3995

Multi-site, longitudinal assessment of quantitative breast MRI variability using the CaliberMRI phantom

Jessica Gibbs¹, Nu Le¹, Todor Karaulanov², Lisa Wilmes¹, David Newitt¹, Kathryn Keenan³, Bonnie Joe¹, and Nola Hylton¹
¹University of California, San Francisco, San Francisco, CA, United States, ²CaliberMRI, Boulder, CO, United States, ³National Institute of Standards and Technology, Boulder, CO, United States

Synopsis

Quantitative breast MRI data was acquired at seven clinical sites using the CaliberMRI phantom. T1 and DWI data were acquired, and the qCal software was used for analysis. Protocol adherence was assessed, quantitative measures were automatically derived, and variability between measurements was evaluated. Going forward, the phantom will be used for calibration as part of a program to assess quantitative accuracy in a large multi-site clinical trial. The phantom program will be expanded to other sites in the trial, with standardized reporting used to understand variability across sites.

Introduction

Quantitative MRI phantoms allow standardized measurements derived from MRI to be compared longitudinally across sites and vendors. Measurements can be repeated at sites over time, and scan protocols can be optimized to improve image quality and measurement accuracy. A breast phantom-based calibration program using the CaliberMRI Breast Standard Model 131 (CaliberMRI, Boulder CO) is being implemented in the I-SPY 2 trial, a multi-site clinical trial for patients with early-stage breast cancer.
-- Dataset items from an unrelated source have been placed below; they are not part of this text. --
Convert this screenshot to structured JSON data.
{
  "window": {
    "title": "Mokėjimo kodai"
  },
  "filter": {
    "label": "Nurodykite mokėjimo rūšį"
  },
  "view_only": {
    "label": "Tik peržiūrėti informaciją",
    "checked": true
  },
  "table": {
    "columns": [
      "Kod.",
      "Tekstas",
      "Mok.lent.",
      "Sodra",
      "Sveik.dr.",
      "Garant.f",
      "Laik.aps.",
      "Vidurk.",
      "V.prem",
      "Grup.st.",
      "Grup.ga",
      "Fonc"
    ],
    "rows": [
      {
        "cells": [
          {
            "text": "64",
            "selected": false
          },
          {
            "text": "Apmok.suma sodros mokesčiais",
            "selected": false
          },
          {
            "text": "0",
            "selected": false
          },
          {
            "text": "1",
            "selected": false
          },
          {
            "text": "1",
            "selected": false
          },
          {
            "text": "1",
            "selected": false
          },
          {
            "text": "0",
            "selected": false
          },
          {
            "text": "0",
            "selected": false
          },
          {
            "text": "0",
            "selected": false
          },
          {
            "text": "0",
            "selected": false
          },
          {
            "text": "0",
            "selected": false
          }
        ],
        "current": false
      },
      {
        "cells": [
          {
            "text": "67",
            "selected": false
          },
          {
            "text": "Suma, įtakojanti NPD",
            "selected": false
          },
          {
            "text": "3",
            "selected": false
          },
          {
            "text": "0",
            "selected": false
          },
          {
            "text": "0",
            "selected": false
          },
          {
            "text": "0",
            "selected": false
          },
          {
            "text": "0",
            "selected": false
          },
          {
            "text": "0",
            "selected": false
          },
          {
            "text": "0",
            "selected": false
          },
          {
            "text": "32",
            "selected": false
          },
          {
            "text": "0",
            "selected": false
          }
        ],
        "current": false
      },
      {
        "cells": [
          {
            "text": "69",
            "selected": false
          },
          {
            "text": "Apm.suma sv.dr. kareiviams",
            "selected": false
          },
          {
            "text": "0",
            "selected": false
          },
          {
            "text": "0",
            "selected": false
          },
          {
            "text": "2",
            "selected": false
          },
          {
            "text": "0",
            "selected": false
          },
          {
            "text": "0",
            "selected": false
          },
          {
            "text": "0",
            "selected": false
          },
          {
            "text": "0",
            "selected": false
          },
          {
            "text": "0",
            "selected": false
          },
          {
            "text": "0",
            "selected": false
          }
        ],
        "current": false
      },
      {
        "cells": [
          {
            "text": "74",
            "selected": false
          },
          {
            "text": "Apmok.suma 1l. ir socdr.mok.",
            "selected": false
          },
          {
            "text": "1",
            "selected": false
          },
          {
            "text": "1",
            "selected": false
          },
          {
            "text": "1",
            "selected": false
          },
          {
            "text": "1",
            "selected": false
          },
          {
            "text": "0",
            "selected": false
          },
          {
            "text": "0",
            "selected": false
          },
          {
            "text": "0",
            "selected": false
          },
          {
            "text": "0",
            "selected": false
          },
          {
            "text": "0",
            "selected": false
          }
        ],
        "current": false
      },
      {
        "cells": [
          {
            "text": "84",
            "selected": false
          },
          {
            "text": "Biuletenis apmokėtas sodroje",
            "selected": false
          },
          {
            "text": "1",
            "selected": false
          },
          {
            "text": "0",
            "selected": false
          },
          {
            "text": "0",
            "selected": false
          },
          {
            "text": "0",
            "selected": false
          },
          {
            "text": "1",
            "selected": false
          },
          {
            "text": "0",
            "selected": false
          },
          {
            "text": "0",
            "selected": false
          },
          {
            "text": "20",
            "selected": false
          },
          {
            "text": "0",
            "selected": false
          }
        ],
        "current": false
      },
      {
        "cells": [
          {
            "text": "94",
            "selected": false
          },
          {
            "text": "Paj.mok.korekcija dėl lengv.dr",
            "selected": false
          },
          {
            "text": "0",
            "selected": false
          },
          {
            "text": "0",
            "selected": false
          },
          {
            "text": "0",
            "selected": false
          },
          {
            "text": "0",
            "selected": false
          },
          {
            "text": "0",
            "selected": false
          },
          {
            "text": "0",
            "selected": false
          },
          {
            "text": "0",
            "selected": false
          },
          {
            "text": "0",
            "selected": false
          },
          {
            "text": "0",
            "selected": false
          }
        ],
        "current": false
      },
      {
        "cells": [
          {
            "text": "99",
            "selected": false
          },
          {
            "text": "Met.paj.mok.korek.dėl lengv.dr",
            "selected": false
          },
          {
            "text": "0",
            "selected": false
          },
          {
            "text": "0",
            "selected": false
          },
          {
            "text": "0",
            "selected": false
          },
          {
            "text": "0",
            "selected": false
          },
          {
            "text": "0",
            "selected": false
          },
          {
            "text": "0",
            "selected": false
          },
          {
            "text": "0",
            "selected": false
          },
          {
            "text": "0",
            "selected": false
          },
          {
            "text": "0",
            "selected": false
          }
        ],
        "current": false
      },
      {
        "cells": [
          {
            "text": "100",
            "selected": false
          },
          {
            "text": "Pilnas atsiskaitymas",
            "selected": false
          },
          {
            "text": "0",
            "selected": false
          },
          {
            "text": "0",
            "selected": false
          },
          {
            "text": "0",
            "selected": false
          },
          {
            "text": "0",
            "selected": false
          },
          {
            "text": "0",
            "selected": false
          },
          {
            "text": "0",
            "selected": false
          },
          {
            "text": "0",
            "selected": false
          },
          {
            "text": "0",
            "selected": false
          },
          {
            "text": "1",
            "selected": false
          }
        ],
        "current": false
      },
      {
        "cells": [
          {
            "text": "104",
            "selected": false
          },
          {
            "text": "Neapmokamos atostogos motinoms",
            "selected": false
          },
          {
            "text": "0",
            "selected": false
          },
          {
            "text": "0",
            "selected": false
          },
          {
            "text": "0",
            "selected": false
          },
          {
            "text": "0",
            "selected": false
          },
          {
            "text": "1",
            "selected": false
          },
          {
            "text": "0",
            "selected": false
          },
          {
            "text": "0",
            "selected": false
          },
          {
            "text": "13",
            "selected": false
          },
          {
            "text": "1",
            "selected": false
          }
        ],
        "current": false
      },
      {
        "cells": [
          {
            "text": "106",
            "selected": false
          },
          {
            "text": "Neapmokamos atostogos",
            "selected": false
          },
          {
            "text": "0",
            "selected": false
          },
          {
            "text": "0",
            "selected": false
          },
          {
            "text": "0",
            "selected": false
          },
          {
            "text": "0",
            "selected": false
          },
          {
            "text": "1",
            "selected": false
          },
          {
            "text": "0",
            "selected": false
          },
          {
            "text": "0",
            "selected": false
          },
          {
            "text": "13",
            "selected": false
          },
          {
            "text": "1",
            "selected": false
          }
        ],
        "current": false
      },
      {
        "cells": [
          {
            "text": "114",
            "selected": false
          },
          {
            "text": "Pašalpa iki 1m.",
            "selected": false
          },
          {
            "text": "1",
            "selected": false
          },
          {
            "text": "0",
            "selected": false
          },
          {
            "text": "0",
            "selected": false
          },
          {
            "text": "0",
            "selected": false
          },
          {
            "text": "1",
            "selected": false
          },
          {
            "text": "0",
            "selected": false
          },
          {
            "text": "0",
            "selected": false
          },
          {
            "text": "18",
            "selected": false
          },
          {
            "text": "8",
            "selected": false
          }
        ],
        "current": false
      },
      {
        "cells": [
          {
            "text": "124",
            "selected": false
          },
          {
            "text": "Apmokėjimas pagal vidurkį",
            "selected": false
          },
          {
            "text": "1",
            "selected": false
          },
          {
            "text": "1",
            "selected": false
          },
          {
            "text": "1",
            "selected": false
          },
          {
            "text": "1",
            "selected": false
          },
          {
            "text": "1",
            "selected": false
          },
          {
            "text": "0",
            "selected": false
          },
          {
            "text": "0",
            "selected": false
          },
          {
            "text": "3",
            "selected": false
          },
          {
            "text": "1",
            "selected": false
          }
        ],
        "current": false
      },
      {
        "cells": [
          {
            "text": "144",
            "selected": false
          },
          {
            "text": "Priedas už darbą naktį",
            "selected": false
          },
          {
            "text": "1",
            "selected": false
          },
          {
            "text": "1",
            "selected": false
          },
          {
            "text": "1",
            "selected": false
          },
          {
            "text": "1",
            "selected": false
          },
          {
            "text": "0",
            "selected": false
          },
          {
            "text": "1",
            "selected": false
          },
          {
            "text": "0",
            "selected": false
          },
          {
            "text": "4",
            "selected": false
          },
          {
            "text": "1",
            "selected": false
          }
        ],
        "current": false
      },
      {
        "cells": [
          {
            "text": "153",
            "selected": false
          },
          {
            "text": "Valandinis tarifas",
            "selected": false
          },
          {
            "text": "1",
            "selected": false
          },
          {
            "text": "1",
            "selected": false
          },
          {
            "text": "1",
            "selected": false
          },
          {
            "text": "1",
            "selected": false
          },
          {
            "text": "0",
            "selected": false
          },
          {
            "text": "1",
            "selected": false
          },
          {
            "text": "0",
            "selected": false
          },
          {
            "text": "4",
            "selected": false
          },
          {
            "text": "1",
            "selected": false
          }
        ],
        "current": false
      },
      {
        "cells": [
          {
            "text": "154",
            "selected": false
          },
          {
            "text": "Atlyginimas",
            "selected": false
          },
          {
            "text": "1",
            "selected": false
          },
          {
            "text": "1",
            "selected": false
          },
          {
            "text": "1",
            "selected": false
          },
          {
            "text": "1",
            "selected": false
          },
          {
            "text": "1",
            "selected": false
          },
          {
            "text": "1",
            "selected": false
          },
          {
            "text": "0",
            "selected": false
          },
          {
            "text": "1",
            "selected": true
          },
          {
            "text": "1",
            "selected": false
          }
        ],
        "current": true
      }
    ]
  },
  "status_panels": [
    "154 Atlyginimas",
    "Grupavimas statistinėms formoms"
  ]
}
The phantom, developed in collaboration with UCSF and NIST, includes T1 and diffusion subunits (figure 1).
The phantom can be used to assess the accuracy and precision of T1 and T2 values, apparent diffusion coefficient (ADC) measurements, spatial resolution, signal-to-noise ratio (SNR), fat suppression, gradient non-linearity, system center frequency drift, B0 and B1 non-uniformity, and geometric distortion¹. MRI-visible liquid crystal (LC) thermometer measurements allow precise calculation of ADC for tissue and fat mimics within the phantom, and comparison can be made to NIST values².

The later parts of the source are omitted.